Liniers avait réussi à réunir une armée assez forte, soutenue par une escadrille qui, partie de Montevideo, était venue bloquer Buenos Aires.

Malheureusement, cet événement qui devait sauver la cause royale, la compromit de la façon la plus grave.

L'armée de Liniers se débanda, la plupart des soldats tombèrent aux mains des indépendants; Moreno, Concha et Liniers lui-même eurent le même sort.

La junte, en apprenant ce résultat inespéré d'une campagne dont elle appréhendait si fort les suites, résolut de frapper un coup décisif afin d'intimider les partisans de la cause royale.

Le général Liniers était fort aimé du peuple, auquel il avait rendu de grands services; il pouvait être sauvé et délivré par lui; il fallait éviter ce malheur.

Don Juan José Castelli reçut, en conséquence, l'ordre d'aller au-devant des captifs. Il obéit et les rencontra aux environs du mont Papagallo.

Alors il se passa une scène horrible que l'histoire a justement flétrie. Sans forme de procès, de sang-froid, tous les prisonniers furent égorgés. Seul, l'évêque de Córdoba fut épargné, non par respect pour son caractère sacré, mais seulement afin de ménager les préjugés populaires.

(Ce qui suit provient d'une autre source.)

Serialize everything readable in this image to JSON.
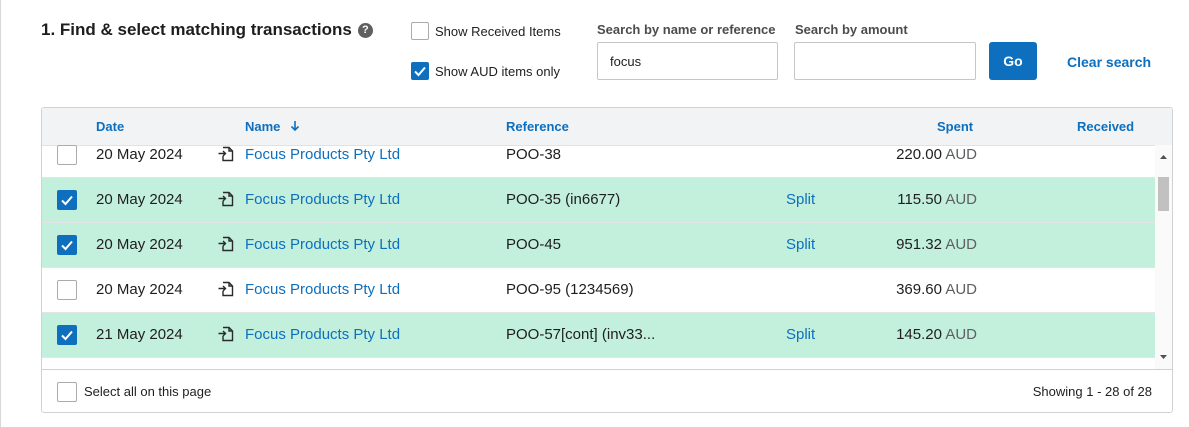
{
  "header": {
    "title": "1. Find & select matching transactions",
    "help_icon": "help-circle-icon"
  },
  "filters": {
    "show_received": {
      "label": "Show Received Items",
      "checked": false
    },
    "show_aud_only": {
      "label": "Show AUD items only",
      "checked": true
    }
  },
  "search": {
    "name_label": "Search by name or reference",
    "name_value": "focus",
    "amount_label": "Search by amount",
    "amount_value": "",
    "go_label": "Go",
    "clear_label": "Clear search"
  },
  "table": {
    "columns": {
      "date": "Date",
      "name": "Name",
      "reference": "Reference",
      "spent": "Spent",
      "received": "Received"
    },
    "sort_icon": "arrow-down-icon",
    "rows": [
      {
        "checked": false,
        "date": "20 May 2024",
        "name": "Focus Products Pty Ltd",
        "reference": "POO-38",
        "split": "",
        "amount": "220.00",
        "currency": "AUD"
      },
      {
        "checked": true,
        "date": "20 May 2024",
        "name": "Focus Products Pty Ltd",
        "reference": "POO-35 (in6677)",
        "split": "Split",
        "amount": "115.50",
        "currency": "AUD"
      },
      {
        "checked": true,
        "date": "20 May 2024",
        "name": "Focus Products Pty Ltd",
        "reference": "POO-45",
        "split": "Split",
        "amount": "951.32",
        "currency": "AUD"
      },
      {
        "checked": false,
        "date": "20 May 2024",
        "name": "Focus Products Pty Ltd",
        "reference": "POO-95 (1234569)",
        "split": "",
        "amount": "369.60",
        "currency": "AUD"
      },
      {
        "checked": true,
        "date": "21 May 2024",
        "name": "Focus Products Pty Ltd",
        "reference": "POO-57[cont] (inv33...",
        "split": "Split",
        "amount": "145.20",
        "currency": "AUD"
      }
    ]
  },
  "footer": {
    "select_all_label": "Select all on this page",
    "showing": "Showing 1 - 28 of 28"
  },
  "colors": {
    "accent": "#0d6fbe",
    "selected_row": "#c2f0dd"
  }
}
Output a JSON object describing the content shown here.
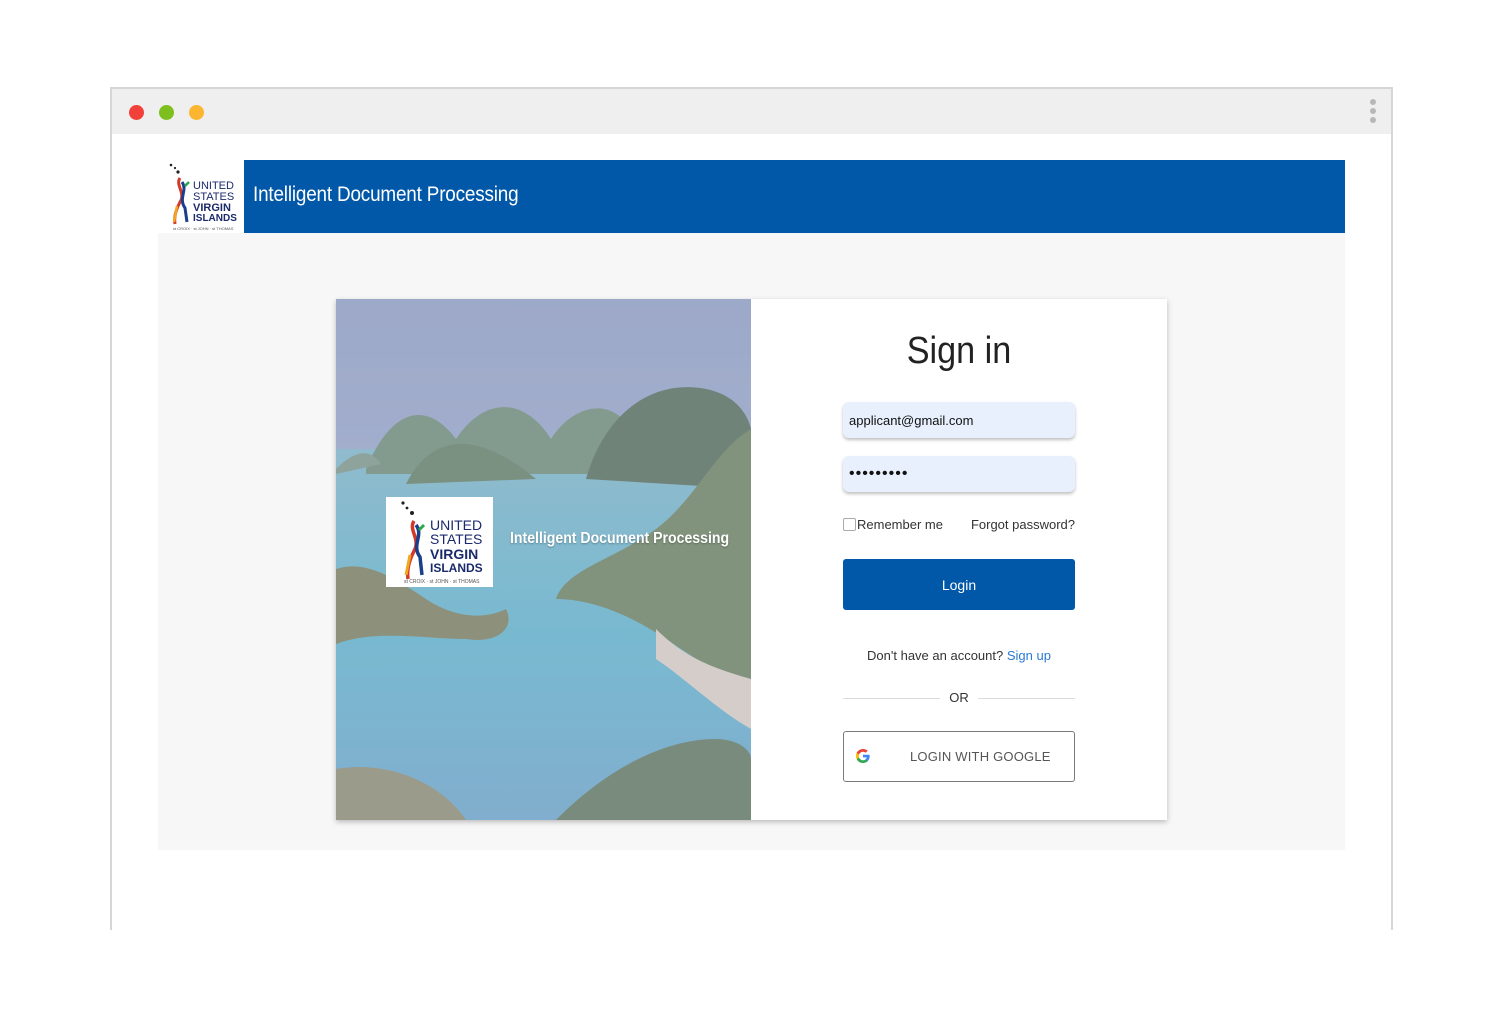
{
  "browser": {
    "controls": [
      "close",
      "minimize",
      "maximize"
    ],
    "menu_icon": "kebab-menu-icon"
  },
  "header": {
    "title": "Intelligent Document Processing",
    "logo_text": [
      "UNITED",
      "STATES",
      "VIRGIN",
      "ISLANDS"
    ],
    "logo_subtext": "st CROIX · st JOHN · st THOMAS",
    "bg_color": "#0157a8"
  },
  "hero": {
    "title": "Intelligent Document Processing",
    "logo_text": [
      "UNITED",
      "STATES",
      "VIRGIN",
      "ISLANDS"
    ],
    "logo_subtext": "st CROIX · st JOHN · st THOMAS"
  },
  "signin": {
    "title": "Sign in",
    "email_value": "applicant@gmail.com",
    "password_value": "•••••••••",
    "remember_label": "Remember me",
    "forgot_label": "Forgot password?",
    "login_label": "Login",
    "no_account_text": "Don't have an account?",
    "signup_label": "Sign up",
    "or_label": "OR",
    "google_label": "LOGIN WITH GOOGLE"
  },
  "colors": {
    "primary": "#0157a8",
    "link": "#2a7bd4",
    "field_bg": "#e8f0fd"
  }
}
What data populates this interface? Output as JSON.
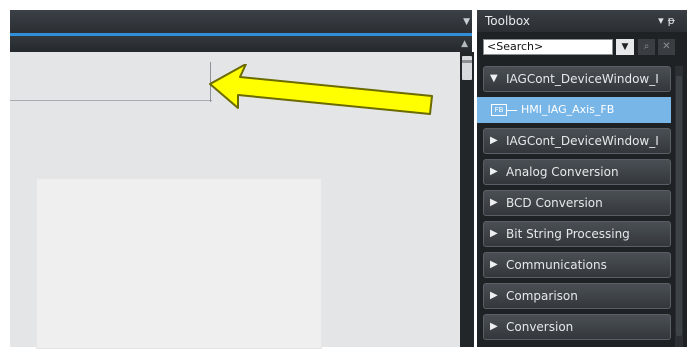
{
  "toolbox": {
    "title": "Toolbox",
    "search_value": "<Search>",
    "items": [
      {
        "label": "IAGCont_DeviceWindow_I",
        "expanded": true
      },
      {
        "label": "HMI_IAG_Axis_FB",
        "type": "fb",
        "badge": "FB"
      },
      {
        "label": "IAGCont_DeviceWindow_I",
        "expanded": false
      },
      {
        "label": "Analog Conversion"
      },
      {
        "label": "BCD Conversion"
      },
      {
        "label": "Bit String Processing"
      },
      {
        "label": "Communications"
      },
      {
        "label": "Comparison"
      },
      {
        "label": "Conversion"
      }
    ]
  },
  "icons": {
    "pin": "pin-icon",
    "dropdown": "chevron-down-icon",
    "search": "search-icon",
    "close": "close-icon"
  },
  "colors": {
    "accent_blue": "#2f8fd8",
    "selected_item": "#79b6e8",
    "arrow_fill": "#ffff00",
    "arrow_stroke": "#6b6b00"
  }
}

Ainsi mourut lâchement assassiné le général Liniers, homme auquel la France se glorifie, à juste titre, d'avoir donné le jour, qui avait rendu de si grands services à sa patrie adoptive et dont le nom vivra éternellement sur les rives américaines, à cause de ses nobles et belles qualités.

Cependant un nouvel orage s'éleva contre les indépendants.

Le vice-roi du Pérou envoya sous le commandement du colonel Cordova un corps d'armée contre les Buenos-Airiens.

Le 7 novembre, les deux partis se rencontrèrent à Hupacha; après une lutte acharnée, tes royalistes furent vaincus et la plupart faits prisonniers.

Castelli, que nous avons vu massacrer Liniers et ses compagnons, avait suivi les troupes royales dans leur marche; il ne voulut pas laisser son œuvre incomplète: les prisonniers furent tous fusillés sur le champ de bataille.

Le vice-roi du Pérou, effrayé par ce désastre, fit demander une trêve que la junte consentit à lui accorder.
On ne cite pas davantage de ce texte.